The patient, a 55-year-old man, sought treatment at a hospital in the southeast of Scotland in April 2012 for nausea, vomiting, anorexia, jaundice, headache, and abdominal pain. At admission, the patient’s blood sample was positive for anti-HEV IgM and IgG and raised levels of alanine aminotransferase (ALT) (4,023 IU/L; reference range 5–60 IU/L) and bilirubin (91 μmol/L; reference range 3–17 μmol/L). Over the next 10 days, ALT declined steadily to 404 IU/L and returned to normal levels 1 month later. The patient’s abdominal pain had largely resolved by 6 weeks after seeking treatment, but fatigue and lethargy persisted for >8 weeks. There was no evidence that the patient was immunocompromised or was co-infected with other hepatitis viruses. The patient had unexplained jaundice at age 10 years and a history of alcohol abuse as an adult. Symptoms were relatively severe and required 6 days of hospitalization. Informed consent was provided by the patient for laboratory assessment of blood samples.

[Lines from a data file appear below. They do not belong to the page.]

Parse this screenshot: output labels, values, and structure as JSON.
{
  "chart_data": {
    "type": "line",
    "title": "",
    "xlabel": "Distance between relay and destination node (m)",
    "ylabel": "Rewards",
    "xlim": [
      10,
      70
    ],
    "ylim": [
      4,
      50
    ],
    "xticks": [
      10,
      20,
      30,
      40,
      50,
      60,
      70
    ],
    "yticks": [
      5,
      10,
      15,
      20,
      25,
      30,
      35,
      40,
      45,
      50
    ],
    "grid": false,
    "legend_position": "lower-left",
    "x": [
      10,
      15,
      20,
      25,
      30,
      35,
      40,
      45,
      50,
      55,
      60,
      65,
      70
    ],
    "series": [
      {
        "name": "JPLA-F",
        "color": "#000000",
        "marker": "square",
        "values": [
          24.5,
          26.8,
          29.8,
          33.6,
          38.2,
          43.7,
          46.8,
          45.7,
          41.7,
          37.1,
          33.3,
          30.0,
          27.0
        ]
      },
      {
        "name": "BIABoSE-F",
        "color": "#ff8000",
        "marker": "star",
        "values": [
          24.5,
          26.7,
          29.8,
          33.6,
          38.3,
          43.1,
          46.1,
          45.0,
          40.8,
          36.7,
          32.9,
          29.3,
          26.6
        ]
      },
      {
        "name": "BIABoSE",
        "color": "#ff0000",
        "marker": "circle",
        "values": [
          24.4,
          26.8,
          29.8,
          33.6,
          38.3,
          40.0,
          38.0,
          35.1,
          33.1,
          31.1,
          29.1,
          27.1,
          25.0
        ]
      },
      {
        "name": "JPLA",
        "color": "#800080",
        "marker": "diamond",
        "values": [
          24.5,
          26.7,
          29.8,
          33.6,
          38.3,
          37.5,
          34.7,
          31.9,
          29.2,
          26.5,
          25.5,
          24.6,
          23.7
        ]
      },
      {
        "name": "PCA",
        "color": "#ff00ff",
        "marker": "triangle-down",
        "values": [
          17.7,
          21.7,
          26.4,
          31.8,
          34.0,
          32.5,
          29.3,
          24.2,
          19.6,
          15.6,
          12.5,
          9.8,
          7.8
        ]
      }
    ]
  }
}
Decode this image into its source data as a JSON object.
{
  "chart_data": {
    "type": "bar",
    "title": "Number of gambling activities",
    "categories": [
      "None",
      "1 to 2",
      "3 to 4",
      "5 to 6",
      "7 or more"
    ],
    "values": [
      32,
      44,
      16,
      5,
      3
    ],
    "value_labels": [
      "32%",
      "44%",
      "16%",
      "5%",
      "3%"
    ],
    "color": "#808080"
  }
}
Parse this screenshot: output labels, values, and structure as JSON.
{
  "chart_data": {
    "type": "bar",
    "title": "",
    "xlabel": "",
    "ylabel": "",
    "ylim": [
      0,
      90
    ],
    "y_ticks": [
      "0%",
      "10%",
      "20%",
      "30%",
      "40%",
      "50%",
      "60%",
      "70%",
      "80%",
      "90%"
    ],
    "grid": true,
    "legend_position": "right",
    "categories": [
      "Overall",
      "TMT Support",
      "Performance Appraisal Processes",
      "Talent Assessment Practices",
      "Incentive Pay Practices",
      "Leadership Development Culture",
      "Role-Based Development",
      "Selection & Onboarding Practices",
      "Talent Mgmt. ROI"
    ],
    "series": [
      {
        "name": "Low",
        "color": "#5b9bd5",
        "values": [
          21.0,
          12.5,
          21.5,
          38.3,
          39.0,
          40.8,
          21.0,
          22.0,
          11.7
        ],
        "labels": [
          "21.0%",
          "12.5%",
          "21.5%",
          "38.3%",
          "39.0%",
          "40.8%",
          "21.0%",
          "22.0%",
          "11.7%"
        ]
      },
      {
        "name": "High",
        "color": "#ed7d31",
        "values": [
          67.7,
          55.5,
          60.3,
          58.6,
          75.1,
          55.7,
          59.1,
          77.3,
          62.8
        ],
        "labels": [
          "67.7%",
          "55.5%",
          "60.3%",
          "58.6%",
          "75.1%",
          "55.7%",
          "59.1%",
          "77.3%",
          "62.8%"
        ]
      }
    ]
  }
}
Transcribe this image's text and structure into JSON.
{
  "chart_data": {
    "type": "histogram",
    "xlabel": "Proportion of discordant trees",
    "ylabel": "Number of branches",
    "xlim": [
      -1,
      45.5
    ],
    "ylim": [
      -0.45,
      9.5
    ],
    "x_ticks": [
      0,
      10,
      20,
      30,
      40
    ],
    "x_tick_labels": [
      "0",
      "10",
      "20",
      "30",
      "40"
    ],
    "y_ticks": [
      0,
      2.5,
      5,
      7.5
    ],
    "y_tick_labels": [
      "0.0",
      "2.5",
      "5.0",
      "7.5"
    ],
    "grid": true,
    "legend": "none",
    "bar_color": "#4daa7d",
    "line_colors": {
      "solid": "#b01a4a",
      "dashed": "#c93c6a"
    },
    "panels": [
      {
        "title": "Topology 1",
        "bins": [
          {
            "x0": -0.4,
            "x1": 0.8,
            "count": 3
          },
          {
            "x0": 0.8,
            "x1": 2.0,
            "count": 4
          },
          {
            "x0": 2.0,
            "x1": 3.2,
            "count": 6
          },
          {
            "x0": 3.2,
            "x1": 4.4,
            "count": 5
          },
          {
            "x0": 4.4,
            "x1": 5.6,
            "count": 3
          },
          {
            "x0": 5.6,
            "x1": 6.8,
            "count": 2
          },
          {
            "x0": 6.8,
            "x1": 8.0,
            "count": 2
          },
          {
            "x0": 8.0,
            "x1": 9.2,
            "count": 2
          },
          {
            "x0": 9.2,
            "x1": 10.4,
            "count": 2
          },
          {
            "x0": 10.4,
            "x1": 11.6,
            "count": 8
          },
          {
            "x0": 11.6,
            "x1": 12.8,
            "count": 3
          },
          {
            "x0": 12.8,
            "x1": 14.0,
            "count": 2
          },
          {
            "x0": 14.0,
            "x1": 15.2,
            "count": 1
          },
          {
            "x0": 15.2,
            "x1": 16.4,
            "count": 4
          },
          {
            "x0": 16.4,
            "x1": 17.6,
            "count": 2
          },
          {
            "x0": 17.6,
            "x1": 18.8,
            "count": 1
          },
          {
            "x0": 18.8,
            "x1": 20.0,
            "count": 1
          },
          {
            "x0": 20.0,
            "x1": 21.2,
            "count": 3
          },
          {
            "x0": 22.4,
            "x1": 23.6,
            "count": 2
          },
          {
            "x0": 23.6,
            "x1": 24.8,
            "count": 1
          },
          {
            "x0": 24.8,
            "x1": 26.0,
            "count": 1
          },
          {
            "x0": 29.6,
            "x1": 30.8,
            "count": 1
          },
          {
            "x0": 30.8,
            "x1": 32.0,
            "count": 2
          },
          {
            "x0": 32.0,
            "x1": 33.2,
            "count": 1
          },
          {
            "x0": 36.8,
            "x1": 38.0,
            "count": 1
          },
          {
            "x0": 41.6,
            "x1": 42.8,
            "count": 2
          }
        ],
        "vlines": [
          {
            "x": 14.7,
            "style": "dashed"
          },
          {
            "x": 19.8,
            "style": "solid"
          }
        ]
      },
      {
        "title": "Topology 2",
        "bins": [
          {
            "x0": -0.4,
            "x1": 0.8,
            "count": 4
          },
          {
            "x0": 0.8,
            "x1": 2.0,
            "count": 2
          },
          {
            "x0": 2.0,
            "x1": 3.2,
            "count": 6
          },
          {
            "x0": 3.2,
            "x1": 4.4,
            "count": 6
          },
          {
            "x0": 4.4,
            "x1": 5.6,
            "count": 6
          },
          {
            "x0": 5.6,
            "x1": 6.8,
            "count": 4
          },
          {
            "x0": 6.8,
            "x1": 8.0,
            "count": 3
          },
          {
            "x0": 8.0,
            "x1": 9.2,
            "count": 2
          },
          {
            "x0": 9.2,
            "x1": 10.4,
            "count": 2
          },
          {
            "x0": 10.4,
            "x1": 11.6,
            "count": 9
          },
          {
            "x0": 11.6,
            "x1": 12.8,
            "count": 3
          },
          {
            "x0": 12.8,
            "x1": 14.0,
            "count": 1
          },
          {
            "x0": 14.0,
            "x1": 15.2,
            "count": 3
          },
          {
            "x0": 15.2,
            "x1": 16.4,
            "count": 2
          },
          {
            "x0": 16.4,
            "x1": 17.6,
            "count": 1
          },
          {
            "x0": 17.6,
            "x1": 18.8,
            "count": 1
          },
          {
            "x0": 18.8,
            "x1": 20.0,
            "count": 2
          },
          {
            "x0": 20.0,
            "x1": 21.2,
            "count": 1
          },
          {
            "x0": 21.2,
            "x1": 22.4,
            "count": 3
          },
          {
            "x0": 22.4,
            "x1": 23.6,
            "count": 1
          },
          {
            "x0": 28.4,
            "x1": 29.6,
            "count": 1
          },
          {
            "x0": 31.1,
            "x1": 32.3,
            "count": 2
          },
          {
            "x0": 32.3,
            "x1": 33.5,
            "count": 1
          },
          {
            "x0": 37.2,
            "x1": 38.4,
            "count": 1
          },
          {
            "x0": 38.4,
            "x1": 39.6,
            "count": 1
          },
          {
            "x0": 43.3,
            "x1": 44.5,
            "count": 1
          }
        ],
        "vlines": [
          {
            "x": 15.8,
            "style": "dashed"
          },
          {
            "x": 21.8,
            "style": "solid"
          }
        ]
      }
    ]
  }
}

Virus RNA was extracted from 140 μL of serum and sequenced at limiting dilution in the HVR and ORF2 regions as described (6). Analysis of the ORF2/ORF3 overlap region used the primers 5′-CGGGTGGAATGAATAACATGT-3′ (outer sense nucleotides 5098–5118 relative to M73218), 5′-GCRGTYARCGGCGMRGCCCCAGCTG-3′ (outer antisense, 5481–5457), 5′-TYTGCCTATGCTGCCCGCGCCACCG-3′ (inner sense, 5184–5209) and 5′-GGCGCTGGGMYTGGTCRCGCCAAG-3′ (inner antisense, 5426–5403). Negative controls were included in all experiments. GenBank accession numbers for the ORF2 and ORF2/3 sequences described here are JX516004–JX516053 and for the HVR sequences are JX270882–JX270902.